An interesting aside is that many L.A. based TV shows like Judge Judy were taping at the time of the quake. Channel 4, the local NBC affiliate, was broadcasting its regular live late-morning newscast as the quake hit and to their credit, the anchors showed incredible restraint and professionalism while commenting on whether it was in fact an earthquake they were experiencing even as the studio stage shook and overhead lights swayed!

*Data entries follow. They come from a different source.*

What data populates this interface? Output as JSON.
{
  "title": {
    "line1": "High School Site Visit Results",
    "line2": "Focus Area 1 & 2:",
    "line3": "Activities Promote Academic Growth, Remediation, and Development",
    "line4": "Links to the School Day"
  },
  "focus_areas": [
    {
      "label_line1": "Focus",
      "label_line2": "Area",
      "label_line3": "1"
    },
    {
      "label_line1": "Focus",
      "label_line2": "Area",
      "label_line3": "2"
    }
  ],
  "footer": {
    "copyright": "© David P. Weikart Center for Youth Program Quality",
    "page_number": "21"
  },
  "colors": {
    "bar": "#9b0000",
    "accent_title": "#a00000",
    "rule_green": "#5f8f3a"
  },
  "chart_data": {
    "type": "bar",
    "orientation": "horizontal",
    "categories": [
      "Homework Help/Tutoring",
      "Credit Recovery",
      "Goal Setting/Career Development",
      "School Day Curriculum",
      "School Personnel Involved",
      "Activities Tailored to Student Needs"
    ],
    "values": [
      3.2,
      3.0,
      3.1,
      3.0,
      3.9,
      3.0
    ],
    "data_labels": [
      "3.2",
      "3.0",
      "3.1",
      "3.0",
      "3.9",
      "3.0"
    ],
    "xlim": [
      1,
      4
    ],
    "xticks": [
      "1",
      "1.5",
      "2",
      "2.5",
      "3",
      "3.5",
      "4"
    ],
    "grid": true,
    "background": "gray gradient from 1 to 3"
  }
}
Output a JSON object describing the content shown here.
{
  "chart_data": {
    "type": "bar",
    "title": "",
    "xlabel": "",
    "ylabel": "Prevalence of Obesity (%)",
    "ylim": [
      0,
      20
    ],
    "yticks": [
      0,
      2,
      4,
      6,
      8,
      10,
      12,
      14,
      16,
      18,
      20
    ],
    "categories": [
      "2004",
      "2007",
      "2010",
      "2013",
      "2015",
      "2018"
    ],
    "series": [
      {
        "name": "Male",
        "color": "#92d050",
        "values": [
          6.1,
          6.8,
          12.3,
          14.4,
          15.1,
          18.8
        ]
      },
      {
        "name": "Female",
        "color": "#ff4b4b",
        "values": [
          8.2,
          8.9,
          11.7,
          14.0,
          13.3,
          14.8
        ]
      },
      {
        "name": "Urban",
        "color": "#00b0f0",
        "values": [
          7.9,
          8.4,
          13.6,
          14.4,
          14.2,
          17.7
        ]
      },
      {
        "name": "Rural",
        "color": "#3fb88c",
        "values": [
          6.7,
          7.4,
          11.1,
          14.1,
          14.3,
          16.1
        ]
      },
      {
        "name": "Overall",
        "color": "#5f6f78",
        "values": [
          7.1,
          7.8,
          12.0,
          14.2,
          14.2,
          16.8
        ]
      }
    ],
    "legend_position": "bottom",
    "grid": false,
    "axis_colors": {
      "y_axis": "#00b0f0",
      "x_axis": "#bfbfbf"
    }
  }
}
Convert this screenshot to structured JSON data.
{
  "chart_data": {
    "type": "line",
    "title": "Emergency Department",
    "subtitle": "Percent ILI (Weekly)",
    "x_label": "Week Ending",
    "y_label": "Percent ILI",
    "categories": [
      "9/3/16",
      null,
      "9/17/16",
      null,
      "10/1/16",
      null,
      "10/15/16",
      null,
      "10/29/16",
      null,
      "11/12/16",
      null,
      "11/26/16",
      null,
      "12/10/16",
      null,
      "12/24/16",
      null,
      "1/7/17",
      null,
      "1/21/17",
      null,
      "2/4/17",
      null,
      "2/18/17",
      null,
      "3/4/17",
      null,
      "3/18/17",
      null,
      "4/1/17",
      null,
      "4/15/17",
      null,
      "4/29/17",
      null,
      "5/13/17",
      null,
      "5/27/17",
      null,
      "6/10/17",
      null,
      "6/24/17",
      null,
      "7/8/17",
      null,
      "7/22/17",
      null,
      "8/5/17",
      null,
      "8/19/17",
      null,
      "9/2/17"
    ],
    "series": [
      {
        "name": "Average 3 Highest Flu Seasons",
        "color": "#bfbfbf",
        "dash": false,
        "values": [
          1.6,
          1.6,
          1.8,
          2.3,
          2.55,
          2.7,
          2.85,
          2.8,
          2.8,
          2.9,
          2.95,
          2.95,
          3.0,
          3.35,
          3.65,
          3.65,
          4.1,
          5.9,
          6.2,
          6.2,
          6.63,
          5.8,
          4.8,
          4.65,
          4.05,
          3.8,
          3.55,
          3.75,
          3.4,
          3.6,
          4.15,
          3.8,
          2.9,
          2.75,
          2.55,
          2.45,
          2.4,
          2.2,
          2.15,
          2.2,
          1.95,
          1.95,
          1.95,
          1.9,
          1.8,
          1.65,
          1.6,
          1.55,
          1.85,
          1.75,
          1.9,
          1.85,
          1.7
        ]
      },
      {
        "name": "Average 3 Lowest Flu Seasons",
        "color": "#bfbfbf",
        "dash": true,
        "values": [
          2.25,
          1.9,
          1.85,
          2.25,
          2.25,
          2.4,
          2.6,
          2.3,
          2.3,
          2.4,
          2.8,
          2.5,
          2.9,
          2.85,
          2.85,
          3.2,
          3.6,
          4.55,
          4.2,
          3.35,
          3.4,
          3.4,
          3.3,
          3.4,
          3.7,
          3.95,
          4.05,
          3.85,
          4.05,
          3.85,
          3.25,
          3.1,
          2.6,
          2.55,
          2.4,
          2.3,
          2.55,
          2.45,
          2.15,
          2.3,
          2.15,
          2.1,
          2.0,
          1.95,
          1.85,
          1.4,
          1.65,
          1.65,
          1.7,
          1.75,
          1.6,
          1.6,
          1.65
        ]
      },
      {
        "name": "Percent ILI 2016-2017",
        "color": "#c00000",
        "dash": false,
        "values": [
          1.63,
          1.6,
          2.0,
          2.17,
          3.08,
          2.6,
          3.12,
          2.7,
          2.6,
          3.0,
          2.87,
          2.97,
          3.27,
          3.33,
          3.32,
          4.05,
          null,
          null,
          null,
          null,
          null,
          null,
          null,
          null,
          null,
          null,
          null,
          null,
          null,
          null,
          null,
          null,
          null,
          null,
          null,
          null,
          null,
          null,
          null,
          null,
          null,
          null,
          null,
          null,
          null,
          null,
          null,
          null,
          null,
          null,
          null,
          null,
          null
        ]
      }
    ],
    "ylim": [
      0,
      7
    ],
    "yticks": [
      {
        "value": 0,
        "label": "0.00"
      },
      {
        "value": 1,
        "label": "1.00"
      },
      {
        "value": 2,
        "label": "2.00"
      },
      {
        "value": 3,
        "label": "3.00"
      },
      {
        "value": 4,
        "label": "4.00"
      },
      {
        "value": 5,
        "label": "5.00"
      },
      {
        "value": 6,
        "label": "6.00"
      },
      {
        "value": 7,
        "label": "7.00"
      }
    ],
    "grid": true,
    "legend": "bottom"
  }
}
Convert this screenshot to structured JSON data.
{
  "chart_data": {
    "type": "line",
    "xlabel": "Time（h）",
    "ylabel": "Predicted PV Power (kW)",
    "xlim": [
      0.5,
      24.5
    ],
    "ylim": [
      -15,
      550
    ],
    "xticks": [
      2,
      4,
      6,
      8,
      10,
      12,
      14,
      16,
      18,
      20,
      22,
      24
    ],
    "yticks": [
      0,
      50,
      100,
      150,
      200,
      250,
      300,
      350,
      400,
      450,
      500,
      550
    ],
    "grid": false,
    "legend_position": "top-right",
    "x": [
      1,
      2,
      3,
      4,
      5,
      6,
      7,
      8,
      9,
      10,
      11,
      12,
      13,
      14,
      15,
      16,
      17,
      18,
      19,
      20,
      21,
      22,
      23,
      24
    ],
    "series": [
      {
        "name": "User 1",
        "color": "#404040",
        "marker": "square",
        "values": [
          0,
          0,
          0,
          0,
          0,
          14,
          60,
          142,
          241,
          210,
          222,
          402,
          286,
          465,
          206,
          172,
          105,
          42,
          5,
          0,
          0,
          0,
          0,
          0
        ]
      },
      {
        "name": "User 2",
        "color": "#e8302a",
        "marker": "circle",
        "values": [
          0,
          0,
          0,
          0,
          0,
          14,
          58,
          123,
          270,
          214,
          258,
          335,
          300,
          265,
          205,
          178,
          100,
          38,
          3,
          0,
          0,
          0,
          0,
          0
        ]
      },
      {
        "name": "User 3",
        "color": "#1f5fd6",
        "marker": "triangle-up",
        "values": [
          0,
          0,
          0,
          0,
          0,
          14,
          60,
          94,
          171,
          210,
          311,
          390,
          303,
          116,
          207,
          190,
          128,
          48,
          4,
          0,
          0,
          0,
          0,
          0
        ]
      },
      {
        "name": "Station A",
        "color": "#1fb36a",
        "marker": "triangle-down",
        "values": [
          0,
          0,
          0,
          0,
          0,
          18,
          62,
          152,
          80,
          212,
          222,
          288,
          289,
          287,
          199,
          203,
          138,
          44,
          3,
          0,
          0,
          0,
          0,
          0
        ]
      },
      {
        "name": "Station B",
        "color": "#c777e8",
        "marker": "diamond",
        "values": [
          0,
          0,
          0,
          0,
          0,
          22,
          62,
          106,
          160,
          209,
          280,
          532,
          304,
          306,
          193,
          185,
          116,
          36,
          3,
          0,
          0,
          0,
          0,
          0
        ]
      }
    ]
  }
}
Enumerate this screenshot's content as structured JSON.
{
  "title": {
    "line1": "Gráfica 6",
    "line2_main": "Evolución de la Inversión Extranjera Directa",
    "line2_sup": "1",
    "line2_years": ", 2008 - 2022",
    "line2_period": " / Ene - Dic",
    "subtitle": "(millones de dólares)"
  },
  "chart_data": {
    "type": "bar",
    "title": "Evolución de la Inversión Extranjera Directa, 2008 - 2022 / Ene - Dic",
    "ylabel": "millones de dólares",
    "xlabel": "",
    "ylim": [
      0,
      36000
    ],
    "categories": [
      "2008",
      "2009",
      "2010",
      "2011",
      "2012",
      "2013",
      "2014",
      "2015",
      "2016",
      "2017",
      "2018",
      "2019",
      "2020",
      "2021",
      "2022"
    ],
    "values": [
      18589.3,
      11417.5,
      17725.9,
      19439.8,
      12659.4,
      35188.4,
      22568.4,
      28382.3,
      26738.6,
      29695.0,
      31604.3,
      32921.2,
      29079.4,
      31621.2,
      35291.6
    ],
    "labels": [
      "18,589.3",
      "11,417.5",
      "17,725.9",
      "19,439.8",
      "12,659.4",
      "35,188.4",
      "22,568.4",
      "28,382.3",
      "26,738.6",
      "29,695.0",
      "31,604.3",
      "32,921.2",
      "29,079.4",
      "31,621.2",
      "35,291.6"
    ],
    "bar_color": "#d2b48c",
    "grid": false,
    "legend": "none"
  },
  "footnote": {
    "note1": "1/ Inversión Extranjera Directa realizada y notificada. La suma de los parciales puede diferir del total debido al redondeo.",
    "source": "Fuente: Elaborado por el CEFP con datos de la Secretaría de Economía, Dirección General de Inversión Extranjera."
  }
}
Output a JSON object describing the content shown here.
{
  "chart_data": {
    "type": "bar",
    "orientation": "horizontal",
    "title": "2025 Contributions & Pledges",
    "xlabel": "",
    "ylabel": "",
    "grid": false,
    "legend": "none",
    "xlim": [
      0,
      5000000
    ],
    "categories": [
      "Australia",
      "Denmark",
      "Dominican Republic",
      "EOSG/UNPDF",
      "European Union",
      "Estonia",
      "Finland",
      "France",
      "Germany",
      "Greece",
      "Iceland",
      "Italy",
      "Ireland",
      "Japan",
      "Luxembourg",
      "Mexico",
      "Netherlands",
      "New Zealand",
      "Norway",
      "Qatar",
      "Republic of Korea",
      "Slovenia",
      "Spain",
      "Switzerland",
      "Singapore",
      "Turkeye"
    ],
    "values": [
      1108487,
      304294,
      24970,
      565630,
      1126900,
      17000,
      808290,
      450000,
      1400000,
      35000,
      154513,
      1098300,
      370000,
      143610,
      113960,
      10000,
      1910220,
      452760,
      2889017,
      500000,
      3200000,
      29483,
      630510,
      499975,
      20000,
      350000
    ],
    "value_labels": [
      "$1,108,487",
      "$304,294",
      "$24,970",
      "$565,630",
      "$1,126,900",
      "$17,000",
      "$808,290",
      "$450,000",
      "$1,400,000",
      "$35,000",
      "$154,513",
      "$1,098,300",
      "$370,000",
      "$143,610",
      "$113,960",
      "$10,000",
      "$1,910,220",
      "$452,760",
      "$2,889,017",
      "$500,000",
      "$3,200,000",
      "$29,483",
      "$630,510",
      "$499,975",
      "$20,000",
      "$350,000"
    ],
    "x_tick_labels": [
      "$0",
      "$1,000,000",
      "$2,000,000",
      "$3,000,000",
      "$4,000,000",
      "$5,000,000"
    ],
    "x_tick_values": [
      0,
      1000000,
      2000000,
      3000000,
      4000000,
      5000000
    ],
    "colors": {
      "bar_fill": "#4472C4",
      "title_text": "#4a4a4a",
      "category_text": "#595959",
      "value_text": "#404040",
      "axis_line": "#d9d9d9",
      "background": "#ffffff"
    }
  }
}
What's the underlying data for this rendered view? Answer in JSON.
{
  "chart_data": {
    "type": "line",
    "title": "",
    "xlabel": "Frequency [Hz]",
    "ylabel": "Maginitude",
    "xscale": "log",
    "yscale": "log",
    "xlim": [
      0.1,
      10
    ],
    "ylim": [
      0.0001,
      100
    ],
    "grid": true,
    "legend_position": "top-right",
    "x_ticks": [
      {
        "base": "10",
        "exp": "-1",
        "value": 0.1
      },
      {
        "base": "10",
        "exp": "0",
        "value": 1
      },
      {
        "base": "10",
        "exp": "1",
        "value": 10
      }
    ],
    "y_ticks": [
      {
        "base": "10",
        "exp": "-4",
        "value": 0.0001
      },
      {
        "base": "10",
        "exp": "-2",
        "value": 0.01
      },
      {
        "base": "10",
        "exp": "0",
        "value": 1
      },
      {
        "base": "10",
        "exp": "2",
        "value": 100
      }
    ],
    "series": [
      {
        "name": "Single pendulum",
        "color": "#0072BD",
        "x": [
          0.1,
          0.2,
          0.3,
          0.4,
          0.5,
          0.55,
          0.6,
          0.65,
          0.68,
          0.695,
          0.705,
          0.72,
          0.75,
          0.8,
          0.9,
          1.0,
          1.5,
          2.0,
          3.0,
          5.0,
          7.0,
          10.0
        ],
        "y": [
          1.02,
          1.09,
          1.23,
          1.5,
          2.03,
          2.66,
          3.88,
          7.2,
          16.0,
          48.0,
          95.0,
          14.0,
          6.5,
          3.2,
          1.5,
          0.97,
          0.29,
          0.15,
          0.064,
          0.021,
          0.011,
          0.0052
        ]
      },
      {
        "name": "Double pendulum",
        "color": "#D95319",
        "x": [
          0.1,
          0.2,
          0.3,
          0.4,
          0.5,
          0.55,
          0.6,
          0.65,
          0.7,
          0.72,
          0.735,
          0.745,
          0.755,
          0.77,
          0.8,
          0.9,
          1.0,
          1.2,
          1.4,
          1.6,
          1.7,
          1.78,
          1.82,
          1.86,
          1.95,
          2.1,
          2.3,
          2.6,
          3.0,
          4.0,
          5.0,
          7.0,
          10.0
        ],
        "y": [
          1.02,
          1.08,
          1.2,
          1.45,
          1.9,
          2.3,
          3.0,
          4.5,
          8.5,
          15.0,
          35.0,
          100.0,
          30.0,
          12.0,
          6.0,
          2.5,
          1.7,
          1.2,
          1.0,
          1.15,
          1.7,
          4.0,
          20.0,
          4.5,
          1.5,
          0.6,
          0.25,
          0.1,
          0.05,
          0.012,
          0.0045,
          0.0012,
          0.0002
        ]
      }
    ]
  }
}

Earthquakes naturally do rock!

1 comments:

Andy, Beth and Jennah, too! said...

glad to know all is okay... and "business as usual a few minutes later." Quakes SCARE me... that's about the only thing I can say for Fresno... we don't get major ones, only the rolls left over from major ones FAR away. It was always weird... when we were living in LA... I wouldn't be able to sleep (VERY strange for me)... and I would know there would be an earthquake... and then it would happen within hours. It was kinda cool, but sometimes weirded me out. Again... so glad I don't live where there are earthquakes as common routine.